The other main reason Split should be on your itinerary is because it’s the main transportation hub for ferries to various islands in central Dalmatia. After spending an evening in the city, hop on a morning ferry to Hvar, one of Croatia’s coolest islands, a pleasant hour and forty-five minutes. If you want to get there faster, there’s also a catamaran.

Day 4: Hvar

Known for its lavender production, the island of Hvar is a fun place to spend a day. The eponymous town of Hvar is the main attraction for most people. Packed with centuries-old houses and narrow streets, it’s an interesting place to get lost for a while.

It’s also attracted a wild party scene. All boat tours stop here so their passengers can get drunk and hit the club at the world-famous Carpe Diem, so keep in mind that this island has a party scene – but the island has a lot more to offer!

For something a little more relaxed, head to Stari Grad, literally “Old Town,” on the opposite side of the island from Hvar Town. Recently added to the UNESCO World Heritage List, it offers a maze of narrow, stone-covered streets.

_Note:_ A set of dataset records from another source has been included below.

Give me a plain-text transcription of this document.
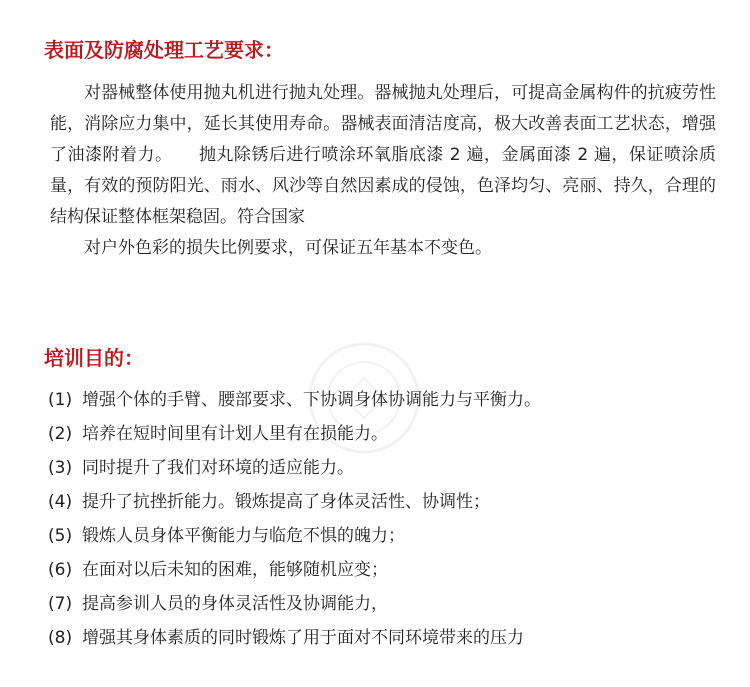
表面及防腐处理工艺要求：

对器械整体使用抛丸机进行抛丸处理。器械抛丸处理后，可提高金属构件的抗疲劳性能，消除应力集中，延长其使用寿命。器械表面清洁度高，极大改善表面工艺状态，增强了油漆附着力。　　抛丸除锈后进行喷涂环氧脂底漆 2 遍，金属面漆 2 遍，保证喷涂质量，有效的预防阳光、雨水、风沙等自然因素成的侵蚀，色泽均匀、亮丽、持久，合理的结构保证整体框架稳固。符合国家

对户外色彩的损失比例要求，可保证五年基本不变色。

培训目的：
(1) 增强个体的手臂、腰部要求、下协调身体协调能力与平衡力。
(2) 培养在短时间里有计划人里有在损能力。
(3) 同时提升了我们对环境的适应能力。
(4) 提升了抗挫折能力。锻炼提高了身体灵活性、协调性；
(5) 锻炼人员身体平衡能力与临危不惧的魄力；
(6) 在面对以后未知的困难，能够随机应变；
(7) 提高参训人员的身体灵活性及协调能力，
(8) 增强其身体素质的同时锻炼了用于面对不同环境带来的压力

Be sure to also take a hike through the island’s many olive groves and lavender fields.

If you don’t have your own vehicle, there’s a wine and olive oil tasting tour to this side of the island (you’ll also stop at the lavender fields).

Days 5 and 6: Sibenik and Krka National Park

About halfway up the coast between Split and Zadar lies the often-overlooked Šibenik (pronounced “Shee-ben-eek”), a medieval town of around 35,000 that’s worth spending a few days in. First off, St. James’s Cathedral is a marvel; it’s the largest church in the world built entirely of stone. The fortress-clad town also boasts a labyrinth of limestone alleyways. If you’re looking to splurge, Šibenik is home to Pelegrini, a Michelin-starred restaurant that serves creative takes on central Dalmatian cuisine.

Šibenik is also the gateway to exploring nearby Krka National Park and its stunning waterfalls. Also make sure to get there early to beat the tourist buses and visit the 14th-century Visovac Monastery in the middle of an island in the Krka River. Park entrance costs between EUR 7 in low season (January-February) and a whopping EUR 40 in high season (June-September).